Munich: jogging with a walker – Munich

Gloss of

Philipp Crone

It’s not that the sight alone isn’t amazing enough. The man is definitely well over 70, which his outfit also suggests, because training fashions like these fluffy synthetic fiber glossy body suits date back to the last century. His shoulder-length gray hair bobs as he runs down the alley to the Bratwurstglöckl at the cathedral with both hands on the handlebars on an autumn evening. And then he turns around the curve so routinely that not a single one of the four rollator wheels lifts off by a millimeter. It’s over, disappears in the passage to the Frauenkirche. Several questions arise.

Munich is well known for the fact that the world’s most armed pensioners live here in wonderfully named fitness temples such as the “Premium Residenz” Tertianum. The walk to the beer garden and the eternal euphoria about the victories of the Reds simply keep people young on the Isar. But since in this country the rollator is only allowed from a three-digit age at the earliest, why did the racing retiree have one like that? Or: Was that a rollator at all?

When it comes to means of transport, the Isar has long been through all the fashions.
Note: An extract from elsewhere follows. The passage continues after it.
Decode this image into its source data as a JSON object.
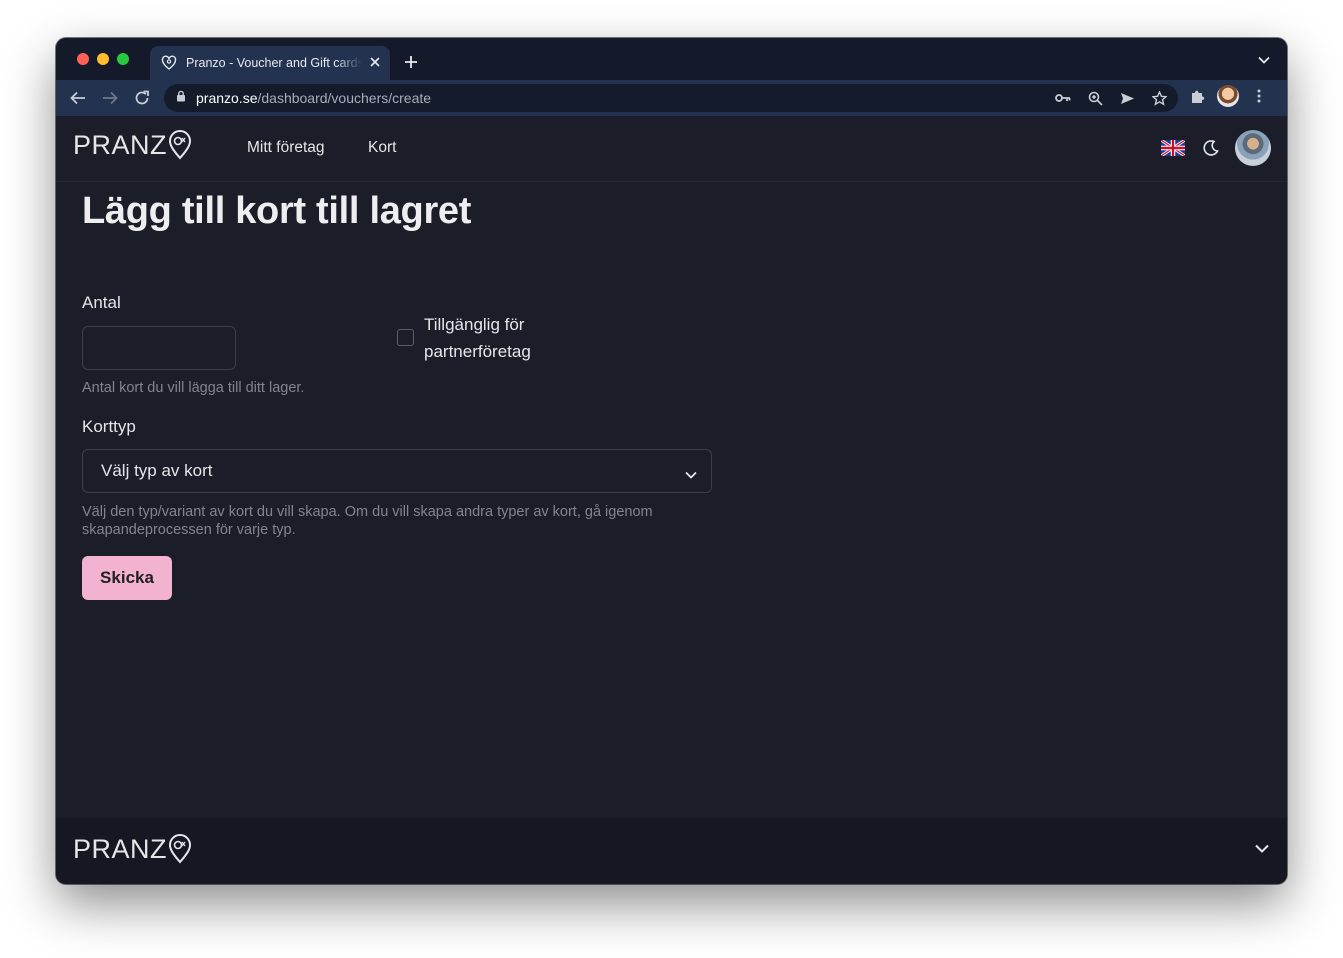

The rowdy cargo bike is currently in the fading pool of the latest trend. Fixie or even touring bikes? You can wear high-gloss sportswear again right away. Now it is the turn of the rollator, which of course is no longer called that, but was given the name Rollf at the pitch by Munich’s bearded creative offspring. Rollf brings together some of Munich’s best qualities. It is expensive, cumbersome and can be used at any time as an additional seat in the beer garden or as a beer crate transporter for a party on an Isar meadow.

Two final questions remain: Who was the man and where did he want to go? A former riding jockey who, as a test driver, does the first laps with the new E-Rollf.